To this picture are then added facts five and six, appellant’s conduct as the officers followed him, and the response of his auto’s suspension to bumps and seams in the road, which suggested to the agents that the car was either heavily laden or had weak shock absorbers or a different suspension system.

These facts, while perhaps more probative of reasonable suspicion, do not tilt the balance of the entire picture sufficiently to distinguish this case from Hemandez-Al-varado or bring it under the holding of Bugarin-Casas. Indeed, in Hemandez-Alvarado the defendant acted quite similarly to the way appellant acted. See Hernandez-Alvarado, 891 F.2d at 1415 (when officer pulled alongside defendant’s vehicle, defendant looked at officers, then quickly turned attention back to road; all occupants of defendant’s vehicle “were sitting in a rigid and uptight manner”; as officers followed behind vehicle, defendant looked in rear view mirror several times).

As far as the car being heavily loaded is concerned, the government’s attempt to rely on Bugarin-Casas is misplaced. First, in Bugarin-Casas the officers noted that the car was actually riding low, a fact strongly suggesting a heavy load, while in our case one of the agents conceded that the reaction of appellant’s car to road conditions was explainable by means other than a heavy load. Perhaps even more importantly, the officers in Bugarin-Casas knew that the model car they were observing had an unusual floor compartment in which illegal aliens had been found in the past. Thus, the picture facing the officers in that case was one of an individual driving a car with a relatively unusual floor compartment, which was riding low despite the fact that only one person was visible in the car. The Bugarin-Casas picture is far different from that confronting the officers in this case: an individual driving a car *1059with no known unusual storage areas, not riding low.
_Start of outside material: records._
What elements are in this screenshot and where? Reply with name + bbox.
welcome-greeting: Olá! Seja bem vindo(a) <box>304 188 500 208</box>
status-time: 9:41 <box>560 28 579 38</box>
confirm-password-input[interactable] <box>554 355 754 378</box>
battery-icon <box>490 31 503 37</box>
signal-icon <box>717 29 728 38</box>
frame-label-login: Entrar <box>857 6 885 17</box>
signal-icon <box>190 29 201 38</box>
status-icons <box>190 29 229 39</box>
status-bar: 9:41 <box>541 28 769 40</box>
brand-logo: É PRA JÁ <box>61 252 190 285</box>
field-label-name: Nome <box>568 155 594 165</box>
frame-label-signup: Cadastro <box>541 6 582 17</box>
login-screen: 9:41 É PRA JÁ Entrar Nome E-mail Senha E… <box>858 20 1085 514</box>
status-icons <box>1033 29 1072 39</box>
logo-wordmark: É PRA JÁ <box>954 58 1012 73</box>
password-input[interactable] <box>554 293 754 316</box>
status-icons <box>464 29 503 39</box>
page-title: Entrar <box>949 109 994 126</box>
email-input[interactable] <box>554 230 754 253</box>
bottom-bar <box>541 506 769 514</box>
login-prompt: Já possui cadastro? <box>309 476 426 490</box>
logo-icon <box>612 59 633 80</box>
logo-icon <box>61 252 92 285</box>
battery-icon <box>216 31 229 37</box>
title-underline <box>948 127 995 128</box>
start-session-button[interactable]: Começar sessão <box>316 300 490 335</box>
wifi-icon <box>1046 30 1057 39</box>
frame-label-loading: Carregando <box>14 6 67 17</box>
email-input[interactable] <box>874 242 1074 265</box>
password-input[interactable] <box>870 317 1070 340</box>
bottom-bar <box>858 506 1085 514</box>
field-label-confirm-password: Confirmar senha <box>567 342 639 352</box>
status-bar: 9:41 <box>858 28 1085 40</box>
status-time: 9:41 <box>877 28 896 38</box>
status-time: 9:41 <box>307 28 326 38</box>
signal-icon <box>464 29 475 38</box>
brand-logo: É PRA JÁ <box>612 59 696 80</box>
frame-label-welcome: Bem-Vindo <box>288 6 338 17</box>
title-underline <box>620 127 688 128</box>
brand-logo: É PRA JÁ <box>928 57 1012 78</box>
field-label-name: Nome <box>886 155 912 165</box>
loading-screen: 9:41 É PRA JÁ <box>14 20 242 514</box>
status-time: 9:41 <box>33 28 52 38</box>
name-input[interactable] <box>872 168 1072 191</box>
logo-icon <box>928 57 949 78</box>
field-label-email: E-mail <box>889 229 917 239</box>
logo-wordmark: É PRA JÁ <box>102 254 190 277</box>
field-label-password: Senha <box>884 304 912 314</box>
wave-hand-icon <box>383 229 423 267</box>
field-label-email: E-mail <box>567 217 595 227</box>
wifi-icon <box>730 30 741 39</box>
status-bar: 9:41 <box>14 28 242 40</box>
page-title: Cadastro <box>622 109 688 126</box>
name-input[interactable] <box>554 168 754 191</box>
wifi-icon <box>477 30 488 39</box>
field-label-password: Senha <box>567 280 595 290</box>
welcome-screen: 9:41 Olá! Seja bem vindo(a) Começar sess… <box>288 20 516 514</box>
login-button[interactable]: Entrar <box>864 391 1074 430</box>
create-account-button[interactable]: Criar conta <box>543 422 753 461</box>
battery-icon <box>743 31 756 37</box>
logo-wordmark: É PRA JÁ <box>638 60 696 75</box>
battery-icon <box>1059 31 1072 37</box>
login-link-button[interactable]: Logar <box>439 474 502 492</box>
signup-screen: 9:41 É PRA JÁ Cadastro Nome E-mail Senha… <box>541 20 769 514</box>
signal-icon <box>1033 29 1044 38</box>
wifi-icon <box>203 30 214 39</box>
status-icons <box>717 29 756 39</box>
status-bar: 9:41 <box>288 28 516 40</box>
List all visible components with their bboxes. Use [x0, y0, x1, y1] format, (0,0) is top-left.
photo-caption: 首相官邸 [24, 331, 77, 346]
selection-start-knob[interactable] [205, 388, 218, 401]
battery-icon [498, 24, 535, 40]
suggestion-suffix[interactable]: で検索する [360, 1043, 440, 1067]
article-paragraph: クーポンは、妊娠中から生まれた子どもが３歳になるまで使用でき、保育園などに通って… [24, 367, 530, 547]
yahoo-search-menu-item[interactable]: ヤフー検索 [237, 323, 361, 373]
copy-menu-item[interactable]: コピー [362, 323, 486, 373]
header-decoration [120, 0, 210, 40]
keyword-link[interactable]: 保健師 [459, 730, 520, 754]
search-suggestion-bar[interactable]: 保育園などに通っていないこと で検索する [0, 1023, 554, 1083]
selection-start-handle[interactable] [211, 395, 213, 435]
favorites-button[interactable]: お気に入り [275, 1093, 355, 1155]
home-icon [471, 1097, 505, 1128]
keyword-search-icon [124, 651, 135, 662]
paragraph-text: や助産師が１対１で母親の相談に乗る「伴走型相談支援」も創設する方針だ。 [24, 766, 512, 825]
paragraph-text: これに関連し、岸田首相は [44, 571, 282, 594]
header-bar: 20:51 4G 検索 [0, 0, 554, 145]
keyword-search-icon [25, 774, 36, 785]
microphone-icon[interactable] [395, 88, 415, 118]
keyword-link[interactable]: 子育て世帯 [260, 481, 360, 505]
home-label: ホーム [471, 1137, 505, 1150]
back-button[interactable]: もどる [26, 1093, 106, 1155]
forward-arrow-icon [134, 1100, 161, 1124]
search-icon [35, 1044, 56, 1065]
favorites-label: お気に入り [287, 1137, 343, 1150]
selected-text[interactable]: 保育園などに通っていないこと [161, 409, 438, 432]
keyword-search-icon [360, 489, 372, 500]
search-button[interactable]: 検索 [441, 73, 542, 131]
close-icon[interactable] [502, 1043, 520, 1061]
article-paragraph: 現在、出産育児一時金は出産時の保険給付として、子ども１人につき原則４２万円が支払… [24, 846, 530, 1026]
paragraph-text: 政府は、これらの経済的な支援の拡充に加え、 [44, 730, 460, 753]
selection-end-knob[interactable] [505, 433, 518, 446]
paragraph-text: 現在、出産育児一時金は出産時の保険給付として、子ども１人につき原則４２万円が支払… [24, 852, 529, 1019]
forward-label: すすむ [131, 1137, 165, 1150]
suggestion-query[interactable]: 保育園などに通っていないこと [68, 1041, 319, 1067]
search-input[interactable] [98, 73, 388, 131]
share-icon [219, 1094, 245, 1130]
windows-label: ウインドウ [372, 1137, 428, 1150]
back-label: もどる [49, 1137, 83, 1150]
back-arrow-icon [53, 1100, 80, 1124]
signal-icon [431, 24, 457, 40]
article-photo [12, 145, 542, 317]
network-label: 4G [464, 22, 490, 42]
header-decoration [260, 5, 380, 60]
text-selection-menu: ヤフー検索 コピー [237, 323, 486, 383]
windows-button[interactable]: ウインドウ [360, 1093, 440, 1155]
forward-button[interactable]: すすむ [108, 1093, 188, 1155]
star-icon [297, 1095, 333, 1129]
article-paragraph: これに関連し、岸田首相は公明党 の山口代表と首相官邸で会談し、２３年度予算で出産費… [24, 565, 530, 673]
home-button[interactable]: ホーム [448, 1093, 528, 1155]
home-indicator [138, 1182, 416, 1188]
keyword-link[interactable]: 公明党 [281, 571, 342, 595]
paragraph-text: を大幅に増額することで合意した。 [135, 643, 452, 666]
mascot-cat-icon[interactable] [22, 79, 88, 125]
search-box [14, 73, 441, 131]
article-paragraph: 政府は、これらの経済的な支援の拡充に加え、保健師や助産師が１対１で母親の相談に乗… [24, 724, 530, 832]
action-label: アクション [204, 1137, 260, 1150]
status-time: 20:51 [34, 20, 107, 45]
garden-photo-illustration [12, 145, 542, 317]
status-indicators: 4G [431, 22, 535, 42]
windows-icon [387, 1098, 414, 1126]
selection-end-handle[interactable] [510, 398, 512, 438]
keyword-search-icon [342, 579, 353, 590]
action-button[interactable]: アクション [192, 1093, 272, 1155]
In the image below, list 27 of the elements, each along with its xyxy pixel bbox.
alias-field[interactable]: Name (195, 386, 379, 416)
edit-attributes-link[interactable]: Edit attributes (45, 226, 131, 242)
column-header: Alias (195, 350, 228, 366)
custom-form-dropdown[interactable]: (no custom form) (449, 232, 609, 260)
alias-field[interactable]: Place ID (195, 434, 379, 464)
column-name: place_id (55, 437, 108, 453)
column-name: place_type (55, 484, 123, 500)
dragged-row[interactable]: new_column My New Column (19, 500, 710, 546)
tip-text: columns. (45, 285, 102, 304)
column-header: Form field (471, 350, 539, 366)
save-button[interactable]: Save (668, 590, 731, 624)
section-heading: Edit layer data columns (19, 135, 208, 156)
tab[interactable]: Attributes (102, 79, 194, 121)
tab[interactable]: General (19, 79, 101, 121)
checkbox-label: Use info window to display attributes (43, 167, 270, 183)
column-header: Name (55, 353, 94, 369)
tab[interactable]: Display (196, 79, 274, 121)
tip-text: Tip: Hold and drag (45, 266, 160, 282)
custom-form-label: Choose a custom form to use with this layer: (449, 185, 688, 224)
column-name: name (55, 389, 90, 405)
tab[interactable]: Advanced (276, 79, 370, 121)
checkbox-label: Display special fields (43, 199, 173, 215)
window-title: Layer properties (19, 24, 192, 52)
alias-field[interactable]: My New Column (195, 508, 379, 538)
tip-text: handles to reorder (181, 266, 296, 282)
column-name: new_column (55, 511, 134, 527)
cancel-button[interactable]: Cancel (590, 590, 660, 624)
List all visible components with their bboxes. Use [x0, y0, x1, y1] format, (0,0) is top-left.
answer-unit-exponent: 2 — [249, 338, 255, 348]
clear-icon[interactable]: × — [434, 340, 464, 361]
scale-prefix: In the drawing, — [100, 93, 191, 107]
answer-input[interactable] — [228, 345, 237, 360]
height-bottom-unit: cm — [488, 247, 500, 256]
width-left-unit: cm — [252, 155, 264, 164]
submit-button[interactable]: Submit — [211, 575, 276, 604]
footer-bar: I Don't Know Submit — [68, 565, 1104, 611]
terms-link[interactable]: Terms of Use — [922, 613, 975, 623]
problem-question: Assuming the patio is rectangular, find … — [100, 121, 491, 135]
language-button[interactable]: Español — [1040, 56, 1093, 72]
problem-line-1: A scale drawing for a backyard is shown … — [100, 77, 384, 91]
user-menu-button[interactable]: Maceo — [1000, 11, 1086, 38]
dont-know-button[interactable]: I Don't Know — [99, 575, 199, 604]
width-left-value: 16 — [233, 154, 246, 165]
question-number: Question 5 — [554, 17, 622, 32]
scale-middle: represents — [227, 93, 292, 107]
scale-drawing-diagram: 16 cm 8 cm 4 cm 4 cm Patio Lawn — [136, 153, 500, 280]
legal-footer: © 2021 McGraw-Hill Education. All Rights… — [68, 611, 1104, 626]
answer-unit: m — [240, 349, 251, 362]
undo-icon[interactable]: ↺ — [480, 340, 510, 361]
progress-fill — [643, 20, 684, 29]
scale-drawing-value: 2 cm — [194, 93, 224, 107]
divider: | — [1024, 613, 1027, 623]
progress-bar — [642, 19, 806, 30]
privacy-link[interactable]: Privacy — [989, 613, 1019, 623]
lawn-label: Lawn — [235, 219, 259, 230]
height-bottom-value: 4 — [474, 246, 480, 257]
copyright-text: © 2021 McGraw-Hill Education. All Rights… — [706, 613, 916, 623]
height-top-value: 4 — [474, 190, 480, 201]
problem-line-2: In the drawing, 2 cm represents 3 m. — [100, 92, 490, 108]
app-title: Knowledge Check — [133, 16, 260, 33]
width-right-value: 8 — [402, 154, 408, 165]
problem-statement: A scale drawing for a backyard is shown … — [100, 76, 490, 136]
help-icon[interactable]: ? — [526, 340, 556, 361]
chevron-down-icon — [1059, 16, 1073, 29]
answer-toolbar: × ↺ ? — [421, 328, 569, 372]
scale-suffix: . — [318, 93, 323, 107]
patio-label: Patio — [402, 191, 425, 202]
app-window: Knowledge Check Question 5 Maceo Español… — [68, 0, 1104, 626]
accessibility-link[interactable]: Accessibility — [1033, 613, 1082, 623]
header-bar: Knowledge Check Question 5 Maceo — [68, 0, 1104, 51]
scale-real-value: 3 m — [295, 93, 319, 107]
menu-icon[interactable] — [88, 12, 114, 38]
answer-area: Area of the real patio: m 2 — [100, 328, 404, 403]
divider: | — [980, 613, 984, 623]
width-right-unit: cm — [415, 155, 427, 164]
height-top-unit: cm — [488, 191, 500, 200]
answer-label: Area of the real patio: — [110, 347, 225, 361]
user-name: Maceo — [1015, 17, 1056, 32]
In sum, I consider these facts insufficient to warrant reliance on Bugarin-Ca-sas’ holding that reasonable suspicion existed, especially given our opposite conclusion in Hemandez-Alvarado, whose facts are more analogous to those before us in this case.

. Courts must examine the totality of the picture facing the officers, and not base their conclusions on the probative value of the factors, considered individually. See, e.g., Hernandez, 891 F.2d at 1416. However, in constructing this picture it is useful to consider what the individual factors add to the whole picture.

. It is true that in United States v. Brignoni-Ponce, the Supreme Court held that an individual's Latin appearance may be considered as one factor in justifying a stop. 422 U.S. 873, 887, 95 S.Ct. 2574, 2583, 45 L.Ed.2d 607 (1975). However, the factors considered up to this point, including appellant’s apparent ethnicity, do not present a picture of reasonable suspicion.